Uninformed: Informative Information for the Uninformed

Vol 8» 2007.Sep

Prevention & Mitigation

The primary purpose of this paper is not to explicitly identify approaches that could be taken to prevent or mitigate the different types of attacks described herein. However, it is worth taking some time to describe the virtues of certain approaches that could be extremely beneficial if one were to attempt to do so. The subject of preventing backdoors from being installed and persisted is discussed in more detail in section 4 and therefore won't be considered in this section.

One of the more interesting ideas that could be applied to prevent a number of different types of backdoors would be immutable memory. Memory is immutable when it is not allowed to be modified. There are a few key regions of memory used by the Windows kernel that would benefit greatly from immutable memory, such as executable code segments and regions that are effectively write-once, such as the SSDT. While immutable memory way work in principle, there is currently no x86 or x64 hardware (that the authors are aware of) that permits this level of control.

Even though there appears to be no hardware support for this, it is still possible to implement immutable memory in a virtualized environment. This is especially true in hardware-assisted virtualization implementations that make use of a hypervisor in some form. In this model, a hypervisor can easily expose a hypercall (similar to a system call, but traps into the hypervisor) that would allow an enlightened guest to mark a set of pages as being immutable.
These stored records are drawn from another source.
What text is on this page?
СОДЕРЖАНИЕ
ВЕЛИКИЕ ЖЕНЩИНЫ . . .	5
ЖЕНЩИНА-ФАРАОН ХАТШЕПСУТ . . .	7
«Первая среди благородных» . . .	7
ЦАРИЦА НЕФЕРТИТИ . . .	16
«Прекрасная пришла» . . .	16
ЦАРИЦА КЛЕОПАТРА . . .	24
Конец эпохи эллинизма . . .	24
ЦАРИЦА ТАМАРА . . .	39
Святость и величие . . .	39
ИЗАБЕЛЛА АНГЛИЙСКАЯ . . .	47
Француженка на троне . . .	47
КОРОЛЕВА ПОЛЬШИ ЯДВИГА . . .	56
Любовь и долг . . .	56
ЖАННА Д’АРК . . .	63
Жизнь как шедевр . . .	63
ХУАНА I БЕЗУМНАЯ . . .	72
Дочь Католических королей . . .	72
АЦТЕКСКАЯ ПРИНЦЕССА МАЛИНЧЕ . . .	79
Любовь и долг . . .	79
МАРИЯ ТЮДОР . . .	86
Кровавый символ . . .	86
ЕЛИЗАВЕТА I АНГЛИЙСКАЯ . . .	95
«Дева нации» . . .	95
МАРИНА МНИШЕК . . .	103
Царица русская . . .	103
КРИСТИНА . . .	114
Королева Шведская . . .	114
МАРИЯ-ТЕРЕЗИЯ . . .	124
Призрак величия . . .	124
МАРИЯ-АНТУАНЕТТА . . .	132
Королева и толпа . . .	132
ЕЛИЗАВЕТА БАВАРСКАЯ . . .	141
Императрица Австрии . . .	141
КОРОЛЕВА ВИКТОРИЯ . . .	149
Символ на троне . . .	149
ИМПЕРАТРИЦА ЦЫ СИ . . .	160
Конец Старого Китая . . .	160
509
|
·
From that point forward, the hypervisor would restrict all writes to the pages associated with the immutable region.

As mentioned previously, particularly good candidates for immutable memory are things like the SSDT, Window's ALMOSTRO write-once segment, as well as other single-modification data elements that exist within the kernel. Enforcing immutable memory on these regions would effectively prevent backdoors from being able to establish certain types of hooks. The downside to it would be that the kernel would lose the ability to hot-patch itself9. Still, the security upside would seem to out-weigh the potential downside. On x64, the use of immutable memory would improve the resilience of PatchGuard by allowing it to actively prevent hot-patching rather than relying on detecting it with the use of a polling cycle.